El anciano Messer Nicia, doctor en leyes y esposo de Madonna Lucrezia, debe sus rasgos y su historia de personaje cómico a un tipo tradicional, enriquecido con recuerdos pró­ximos y remotos: los de la antigua come­dia latina que el humanismo había hecho accesible a los más, y los de la tradición novelística florentina. Es, pues, el anciano un poco alocado, encerrado en sus fanta­sías y en la soberbia y absurda inmovili­dad resultante de creerse infalible: cosa no nueva, ciertamente, si se formula de un modo tan genérico, aunque sí sea nue­va, y no poco, la humorística acidez con que el autor le retrata, unas veces hacién­dole blanco de un sinfín de bufonadas, y otras observándole con una atención que nunca deja de ser interesada, profunda y aun asombrada.

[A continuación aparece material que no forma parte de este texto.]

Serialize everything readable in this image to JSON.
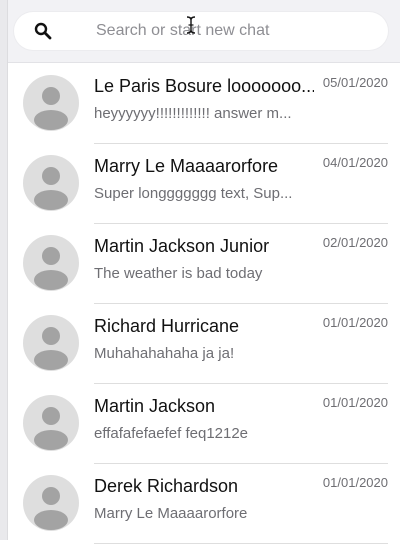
{
  "search": {
    "placeholder": "Search or start new chat",
    "icon": "search-icon"
  },
  "chats": [
    {
      "name": "Le Paris Bosure looooooo...",
      "preview": "heyyyyyy!!!!!!!!!!!!! answer m...",
      "date": "05/01/2020",
      "avatar": "default-avatar-icon"
    },
    {
      "name": "Marry Le Maaaarorfore",
      "preview": "Super longgggggg text, Sup...",
      "date": "04/01/2020",
      "avatar": "default-avatar-icon"
    },
    {
      "name": "Martin Jackson Junior",
      "preview": "The weather is bad today",
      "date": "02/01/2020",
      "avatar": "default-avatar-icon"
    },
    {
      "name": "Richard Hurricane",
      "preview": "Muhahahahaha ja ja!",
      "date": "01/01/2020",
      "avatar": "default-avatar-icon"
    },
    {
      "name": "Martin Jackson",
      "preview": "effafafefaefef feq1212e",
      "date": "01/01/2020",
      "avatar": "default-avatar-icon"
    },
    {
      "name": "Derek Richardson",
      "preview": "Marry Le Maaaarorfore",
      "date": "01/01/2020",
      "avatar": "default-avatar-icon"
    }
  ],
  "colors": {
    "background": "#ffffff",
    "search_area": "#f2f2f5",
    "avatar_bg": "#dedede",
    "avatar_fg": "#a3a3a3",
    "name_text": "#111111",
    "secondary_text": "#6e6e73",
    "divider": "#dedede"
  }
}
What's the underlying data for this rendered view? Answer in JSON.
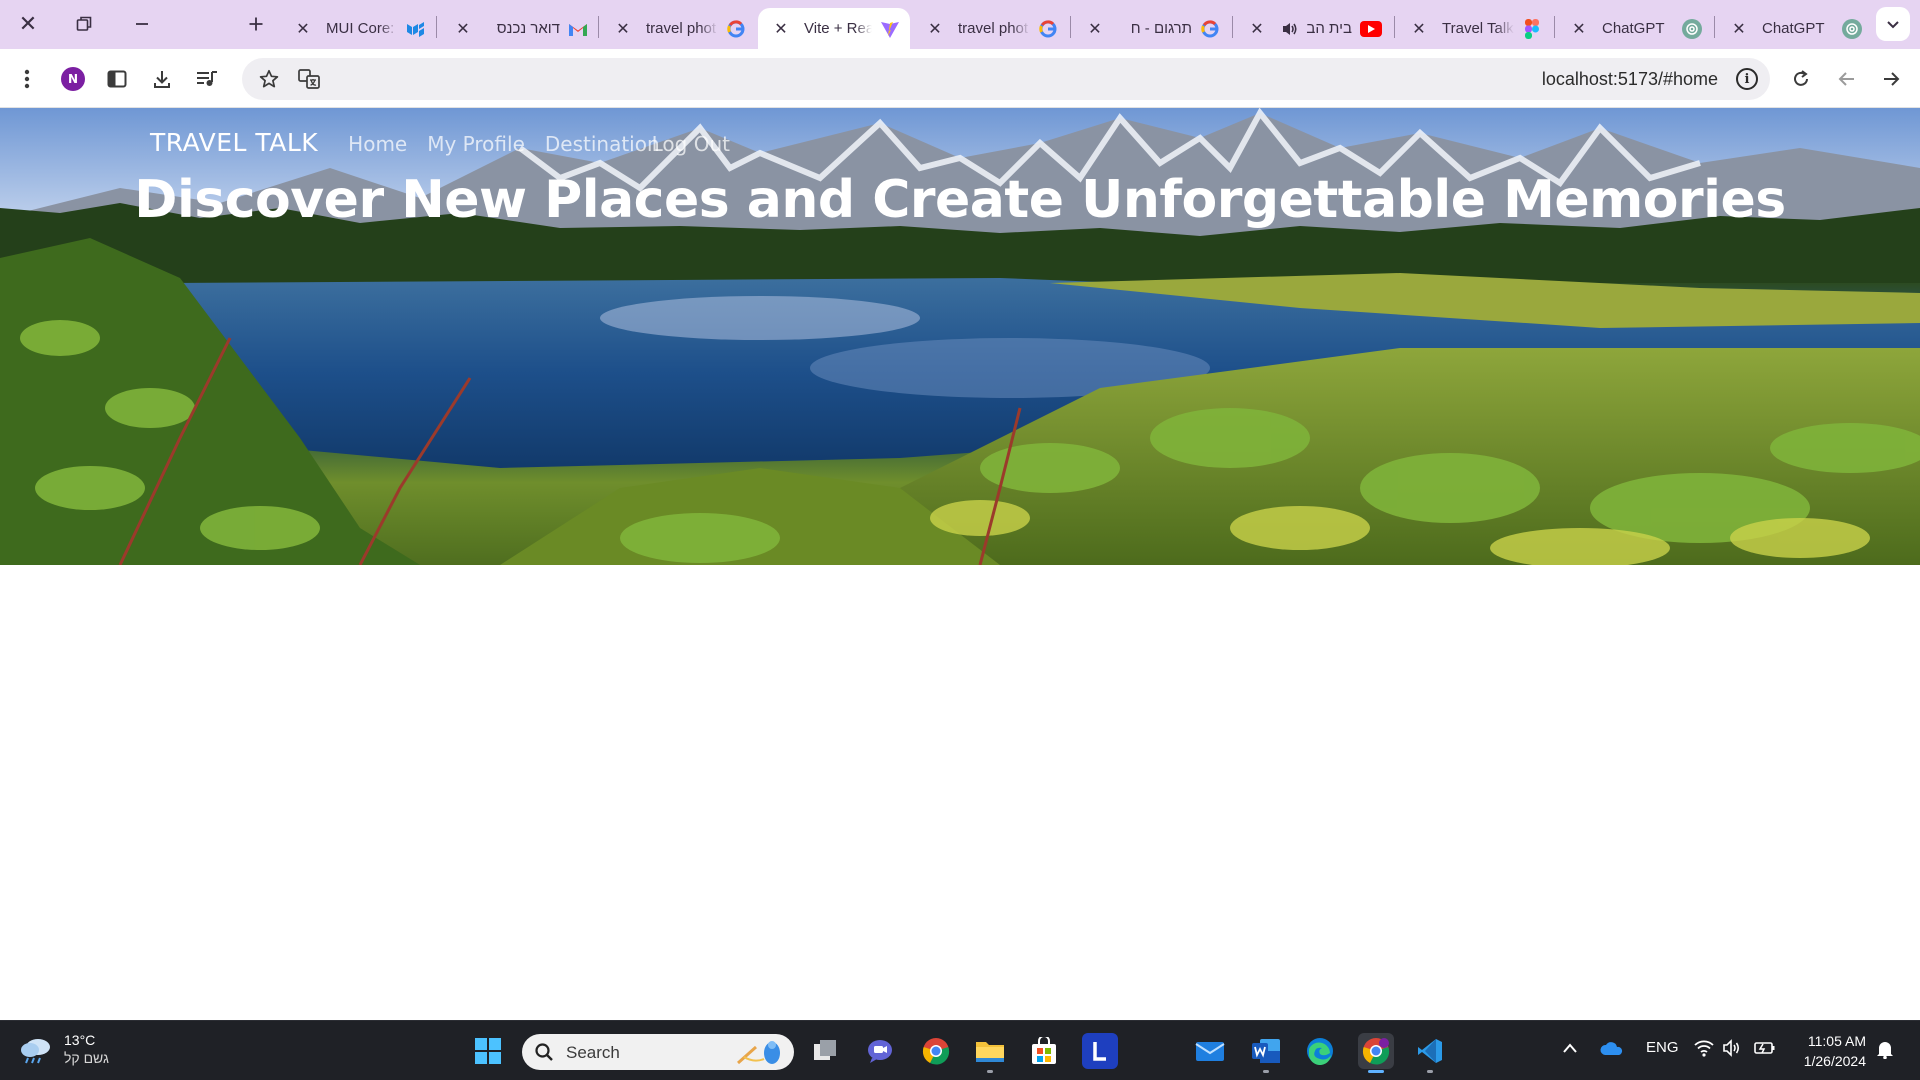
{
  "browser": {
    "tabs": [
      {
        "title": "MUI Core:",
        "favicon": "mui-icon",
        "active": false
      },
      {
        "title": "דואר נכנס",
        "favicon": "gmail-icon",
        "active": false
      },
      {
        "title": "travel phot",
        "favicon": "google-icon",
        "active": false
      },
      {
        "title": "Vite + Rea",
        "favicon": "vite-icon",
        "active": true
      },
      {
        "title": "travel phot",
        "favicon": "google-icon",
        "active": false
      },
      {
        "title": "תרגום - ח",
        "favicon": "google-icon",
        "active": false
      },
      {
        "title": "בית הב",
        "favicon": "youtube-icon",
        "active": false
      },
      {
        "title": "Travel Talk",
        "favicon": "figma-icon",
        "active": false
      },
      {
        "title": "ChatGPT",
        "favicon": "chatgpt-icon",
        "active": false
      },
      {
        "title": "ChatGPT",
        "favicon": "chatgpt-icon",
        "active": false
      }
    ],
    "profile_initial": "N",
    "url": "localhost:5173/#home"
  },
  "site": {
    "brand": "TRAVEL TALK",
    "nav": [
      "Home",
      "My Profile",
      "Destination",
      "Log Out"
    ],
    "headline": "Discover New Places and Create Unforgettable Memories"
  },
  "taskbar": {
    "weather": {
      "temp": "13°C",
      "desc": "גשם קל"
    },
    "search_placeholder": "Search",
    "language": "ENG",
    "time": "11:05 AM",
    "date": "1/26/2024"
  },
  "colors": {
    "tabstrip": "#e6d4f2",
    "taskbar": "#1f2126",
    "profile": "#7b1fa2"
  }
}
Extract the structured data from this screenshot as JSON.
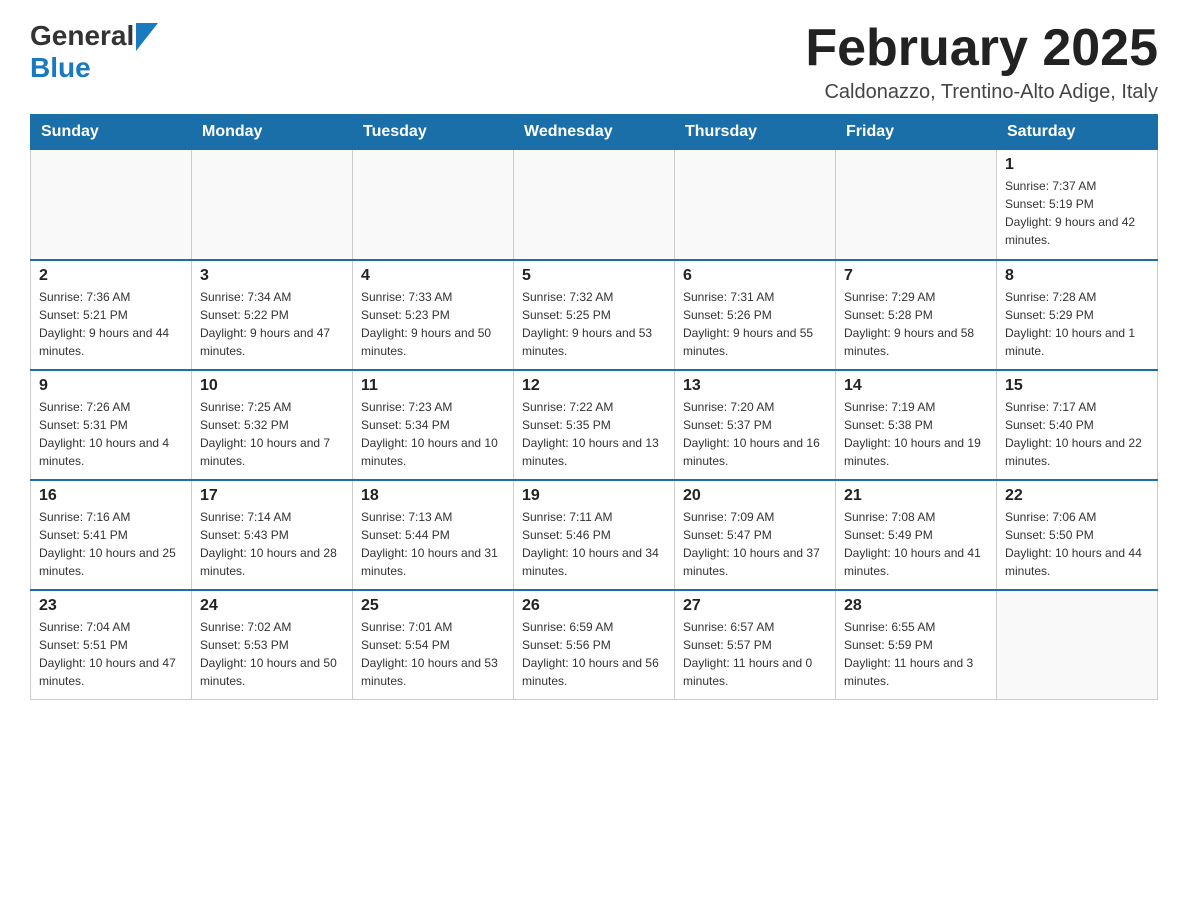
{
  "header": {
    "logo_general": "General",
    "logo_blue": "Blue",
    "title": "February 2025",
    "location": "Caldonazzo, Trentino-Alto Adige, Italy"
  },
  "weekdays": [
    "Sunday",
    "Monday",
    "Tuesday",
    "Wednesday",
    "Thursday",
    "Friday",
    "Saturday"
  ],
  "weeks": [
    [
      {
        "day": "",
        "info": ""
      },
      {
        "day": "",
        "info": ""
      },
      {
        "day": "",
        "info": ""
      },
      {
        "day": "",
        "info": ""
      },
      {
        "day": "",
        "info": ""
      },
      {
        "day": "",
        "info": ""
      },
      {
        "day": "1",
        "info": "Sunrise: 7:37 AM\nSunset: 5:19 PM\nDaylight: 9 hours and 42 minutes."
      }
    ],
    [
      {
        "day": "2",
        "info": "Sunrise: 7:36 AM\nSunset: 5:21 PM\nDaylight: 9 hours and 44 minutes."
      },
      {
        "day": "3",
        "info": "Sunrise: 7:34 AM\nSunset: 5:22 PM\nDaylight: 9 hours and 47 minutes."
      },
      {
        "day": "4",
        "info": "Sunrise: 7:33 AM\nSunset: 5:23 PM\nDaylight: 9 hours and 50 minutes."
      },
      {
        "day": "5",
        "info": "Sunrise: 7:32 AM\nSunset: 5:25 PM\nDaylight: 9 hours and 53 minutes."
      },
      {
        "day": "6",
        "info": "Sunrise: 7:31 AM\nSunset: 5:26 PM\nDaylight: 9 hours and 55 minutes."
      },
      {
        "day": "7",
        "info": "Sunrise: 7:29 AM\nSunset: 5:28 PM\nDaylight: 9 hours and 58 minutes."
      },
      {
        "day": "8",
        "info": "Sunrise: 7:28 AM\nSunset: 5:29 PM\nDaylight: 10 hours and 1 minute."
      }
    ],
    [
      {
        "day": "9",
        "info": "Sunrise: 7:26 AM\nSunset: 5:31 PM\nDaylight: 10 hours and 4 minutes."
      },
      {
        "day": "10",
        "info": "Sunrise: 7:25 AM\nSunset: 5:32 PM\nDaylight: 10 hours and 7 minutes."
      },
      {
        "day": "11",
        "info": "Sunrise: 7:23 AM\nSunset: 5:34 PM\nDaylight: 10 hours and 10 minutes."
      },
      {
        "day": "12",
        "info": "Sunrise: 7:22 AM\nSunset: 5:35 PM\nDaylight: 10 hours and 13 minutes."
      },
      {
        "day": "13",
        "info": "Sunrise: 7:20 AM\nSunset: 5:37 PM\nDaylight: 10 hours and 16 minutes."
      },
      {
        "day": "14",
        "info": "Sunrise: 7:19 AM\nSunset: 5:38 PM\nDaylight: 10 hours and 19 minutes."
      },
      {
        "day": "15",
        "info": "Sunrise: 7:17 AM\nSunset: 5:40 PM\nDaylight: 10 hours and 22 minutes."
      }
    ],
    [
      {
        "day": "16",
        "info": "Sunrise: 7:16 AM\nSunset: 5:41 PM\nDaylight: 10 hours and 25 minutes."
      },
      {
        "day": "17",
        "info": "Sunrise: 7:14 AM\nSunset: 5:43 PM\nDaylight: 10 hours and 28 minutes."
      },
      {
        "day": "18",
        "info": "Sunrise: 7:13 AM\nSunset: 5:44 PM\nDaylight: 10 hours and 31 minutes."
      },
      {
        "day": "19",
        "info": "Sunrise: 7:11 AM\nSunset: 5:46 PM\nDaylight: 10 hours and 34 minutes."
      },
      {
        "day": "20",
        "info": "Sunrise: 7:09 AM\nSunset: 5:47 PM\nDaylight: 10 hours and 37 minutes."
      },
      {
        "day": "21",
        "info": "Sunrise: 7:08 AM\nSunset: 5:49 PM\nDaylight: 10 hours and 41 minutes."
      },
      {
        "day": "22",
        "info": "Sunrise: 7:06 AM\nSunset: 5:50 PM\nDaylight: 10 hours and 44 minutes."
      }
    ],
    [
      {
        "day": "23",
        "info": "Sunrise: 7:04 AM\nSunset: 5:51 PM\nDaylight: 10 hours and 47 minutes."
      },
      {
        "day": "24",
        "info": "Sunrise: 7:02 AM\nSunset: 5:53 PM\nDaylight: 10 hours and 50 minutes."
      },
      {
        "day": "25",
        "info": "Sunrise: 7:01 AM\nSunset: 5:54 PM\nDaylight: 10 hours and 53 minutes."
      },
      {
        "day": "26",
        "info": "Sunrise: 6:59 AM\nSunset: 5:56 PM\nDaylight: 10 hours and 56 minutes."
      },
      {
        "day": "27",
        "info": "Sunrise: 6:57 AM\nSunset: 5:57 PM\nDaylight: 11 hours and 0 minutes."
      },
      {
        "day": "28",
        "info": "Sunrise: 6:55 AM\nSunset: 5:59 PM\nDaylight: 11 hours and 3 minutes."
      },
      {
        "day": "",
        "info": ""
      }
    ]
  ]
}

Messer Nicia es exacta­mente la antítesis de Messer Niccolò, esto es, de Maquiavelo: confiado en sus propios sueños, contento de lo que quisiera tener y convertido casi en un niño crédulo por obra de su marchita vejez. La Naturaleza, para Maquiavelo, tiene unas leyes exactas, entre las cuales una de las primeras es la de que los hijos no nacen por milagro; pero Nicia, que sólo se lamenta de una cosa, precisamente de no tener hijos de su joven mujer, presta en seguida crédito a las virtudes mágicas de un brebaje de que le habla Ligurio, así como en el mis­terioso poder de la mandrágora, que pre­side la generación.

Por ello pasa sonrien­te y feliz entre las burlas, reflejándolas serenamente, sin turbarse por el veneno que en ellas se oculta. Y lo que debía ocurrir, en la mentalidad maliciosa y bur­lona de una fácil sabiduría mundana, ocu­rre: Lucrezia, la esposa, cede a los amorosos deseos de Callimaco y a su amor exótico y Nicia chochea de placer ante la idea de llegar a ser padre. La energía del arte y la espontánea verdad de la creación poé­tica hacen inolvidable a ese personaje, a pesar de que, al separarse de la tradición de la comedia italiana, perdió buena parte de su primitiva fuerza. Pero, aun sin que­rerlo el autor, revela los límites de su pensamiento, por cuanto Nicia obedece en todo a impulsos elementales: es, pues, un carácter que se encierra en su propia igno­rancia feliz, esa ignorancia que hace per­der a los hombres la dignidad última de la libertad y de la razón.

El autor dramático roza con lo trágico al concentrarse en una realización cómica de ese personaje; pero, como siempre ocurre con los grandes dra­maturgos, el límite impuesto al personaje cómico para ser tal, es también el límite y la condenación de la existencia humana. La necedad de Nicia es a ratos divertida­mente aguda: no se diría sino que la única felicidad concedida a los hombres es la de ser felices a fuerza de insensatez: elogio de la locura.

Transportado al terreno del pensamiento «político» de Maquiavelo, o al conjunto de sentimientos que sirve de substrato a aquel mínimo de sistema teó­rico a que puede llegar, el apólogo de Nicia revela los límites de aquella inteligencia práctica del mundo que al final sólo puede ser una hipótesis cómica; y era asimismo el límite y la conclusión en que se ence­rraba, para mejor mantenerse presuntuosa y bienaventurada, la mentalidad practicista de los italianos en los siglos de su cir­cunspecta vida a lo largo de la decadencia de sus ciudades.